Sustaining our Agricultural Bounty: An Assessment of the Current State of Farming and Ranching in the San Francisco Bay Area
Funder: San Francisco Foundation, Wells Fargo Foundation and the Gaia Fund
Partners: American Farmland Trust (AFT), Greenbelt Alliance
What would the Bay Area be like without farms and ranches? Imagine our region without the range and farm lands that bring us a bounty of local produce, fresh meats and dairy products, and the inspiring landscapes and ecosystems that define the Bay Area. Sooner than we realize we may lose this – unless the region’s agriculture can be sustained as a successful economic sector and valued for the productive land and ecosystems that supply us with a multitude of beneficial resources.
Since 1984, more than 200,000 acres of agricultural land in the nine-county Bay Area have been lost to development. Much of the region’s urban footprint was carved from irrigated cropland, the most productive and versatile land for food production. It is this high quality land that still remains the most vulnerable to development. Today, only 367,000 acres of this critical resource are still in production and much of it is up for grabs. With almost two million more people expected to live in the region by 2035, it is imperative that strong local land-use policies and conservation investments assure that the best remaining farm and ranch lands are preserved and that development consumes as little of it as possible.
But preserving the land is not enough. The one thing that distinguishes agricultural land from all other kinds of open space is that, by definition, it provides for a basic human need. Neither the food produced on agricultural land, nor its other public benefits – its scenic beauty, its environmental value as undeveloped watersheds and wildlife habitat, its historic character and cultural significance, its very presence as a bulwark against urban sprawl – can be guaranteed unless agriculture itself succeeds financially.
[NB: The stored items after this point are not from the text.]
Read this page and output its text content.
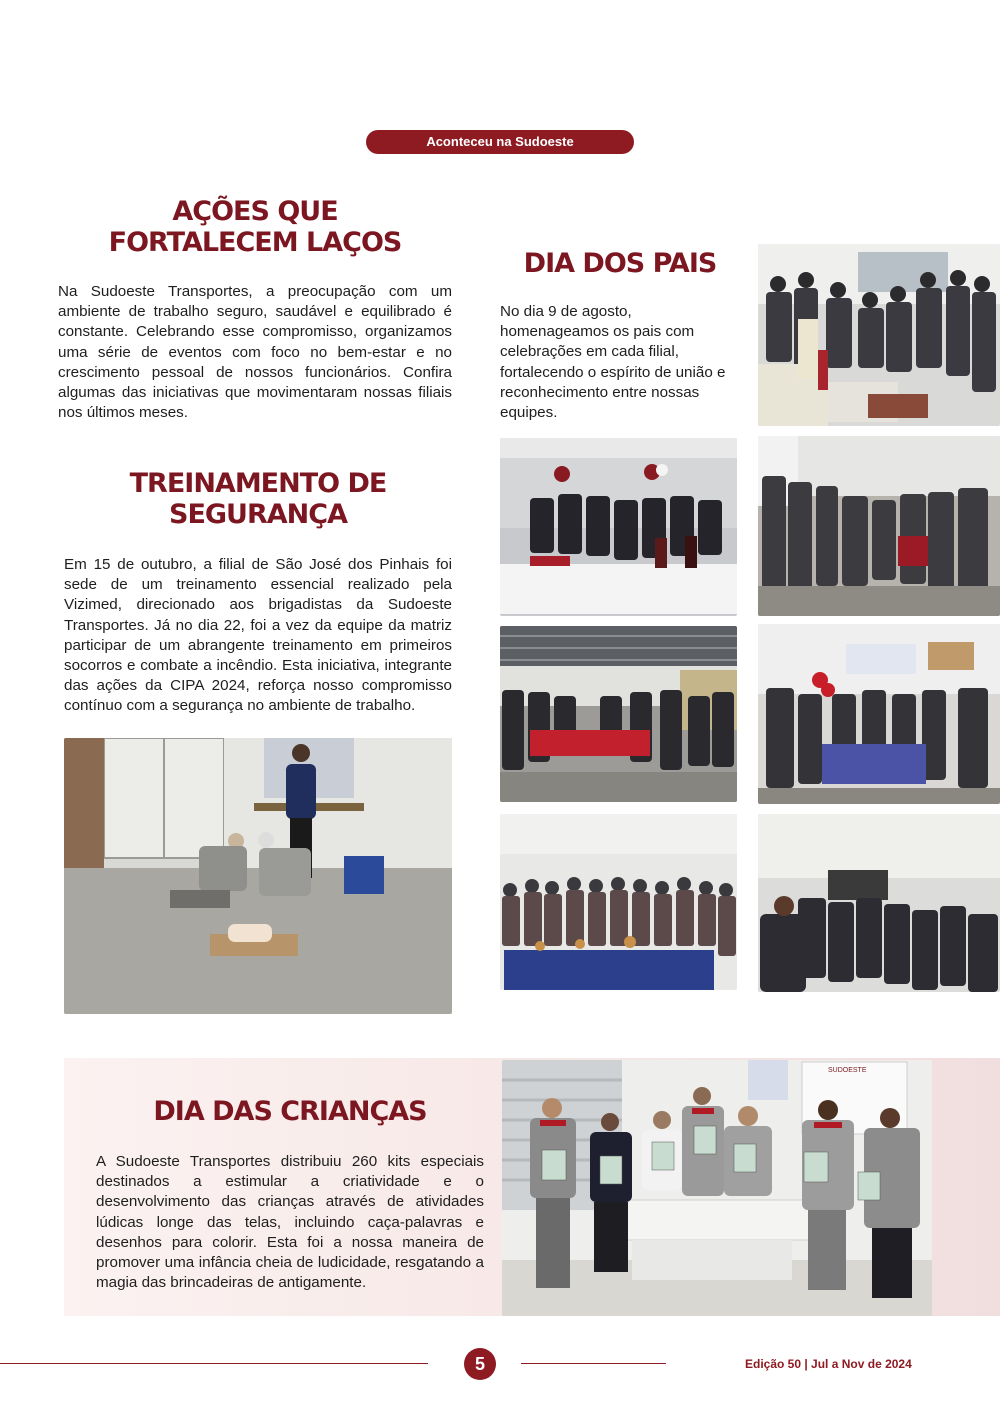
Aconteceu na Sudoeste
AÇÕES QUE
FORTALECEM LAÇOS
Na Sudoeste Transportes, a preocupação com um ambiente de trabalho seguro, saudável e equilibrado é constante. Celebrando esse compromisso, organizamos uma série de eventos com foco no bem-estar e no crescimento pessoal de nossos funcionários. Confira algumas das iniciativas que movimentaram nossas filiais nos últimos meses.
TREINAMENTO DE
SEGURANÇA
Em 15 de outubro, a filial de São José dos Pinhais foi sede de um treinamento essencial realizado pela Vizimed, direcionado aos brigadistas da Sudoeste Transportes. Já no dia 22, foi a vez da equipe da matriz participar de um abrangente treinamento em primeiros socorros e combate a incêndio. Esta iniciativa, integrante das ações da CIPA 2024, reforça nosso compromisso contínuo com a segurança no ambiente de trabalho.
DIA DOS PAIS
No dia 9 de agosto, homenageamos os pais com celebrações em cada filial, fortalecendo o espírito de união e reconhecimento entre nossas equipes.
DIA DAS CRIANÇAS
A Sudoeste Transportes distribuiu 260 kits especiais destinados a estimular a criatividade e o desenvolvimento das crianças através de atividades lúdicas longe das telas, incluindo caça-palavras e desenhos para colorir. Esta foi a nossa maneira de promover uma infância cheia de ludicidade, resgatando a magia das brincadeiras de antigamente.
SUDOESTE
5	Edição 50 | Jul a Nov de 2024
This recognition was behind a key recommendation of the Bay Area Open Space Council, Greenbelt Alliance, and Association of Bay Area Governments (ABAG) in a 2009 report entitled Golden Lands, Golden Opportunity: Preserving Vital Bay Area Lands for All Californians: Help keep the region’s farmers and ranchers in business.
Close to urban areas, Bay Area farmers and ranchers are under more pressure than their counterparts in more rural areas of the state. The cost of land and other inputs is higher and the potential for conflict with urban uses is greater. To stay in business, agriculture in this region must overcome these competitive disadvantages. And to do that, it needs the understanding and active support of the public, not only as consumers who can exert influence through their buying power, but also as constituents who can influence public policies that impact agriculture.
The Bay Area Agricultural Sustainability Project was inaugurated to keep the region’s agriculture competitive and economically viable. It is intended to help farmers and ranchers overcome the challenges they face, and to maximize their opportunity to capitalize on the advantage they enjoy due to their proximity to seven million customers. In so doing, this project seeks to maximize all of the contributions that agriculture makes to the livability and sustainability of the region as a whole.
The Bay Area’s agricultural land is not a placeholder for future development, nor simply preserved open space that will help prevent urban sprawl and all of its undesirable consequences – though that is surely one of its important functions. The Bay Area Agricultural Sustainability Project envisions a working landscape that continues to enrich the region for many generations to come as an irreplaceable environmental, cultural, and historic resource that supplies healthy food to the region’s residents and visitors, while supporting farm and ranch families who are pillars of the metropolitan community.
The Bay Area Agricultural Sustainability Project consists of two components: 1) this white paper, the product of reconnaissance to document the defining characteristics of the region’s agriculture and to identify the challenges and opportunities encountered by the region’s farmers and ranchers; and 2) a convening in early 2011 of a group of regional leaders from agriculture and other constituencies to consider the information in the white paper, along with their own experiences, and to begin designing a comprehensive strategy to assure a robust and sustainable future for Bay Area agriculture.
The project is a collaboration among three nonprofit organizations: Greenbelt Alliance, Sustainable Agriculture Education (SAGE), and American Farmland Trust. It was inspired by an Urban-Rural Roundtable convened in 2008 by former San Francisco Mayor Gavin Newsom, which, among other things, recommended that a concerted effort be made to realize the full potential of the region’s agricultural land and producers to supply the region’s growing demand for local food.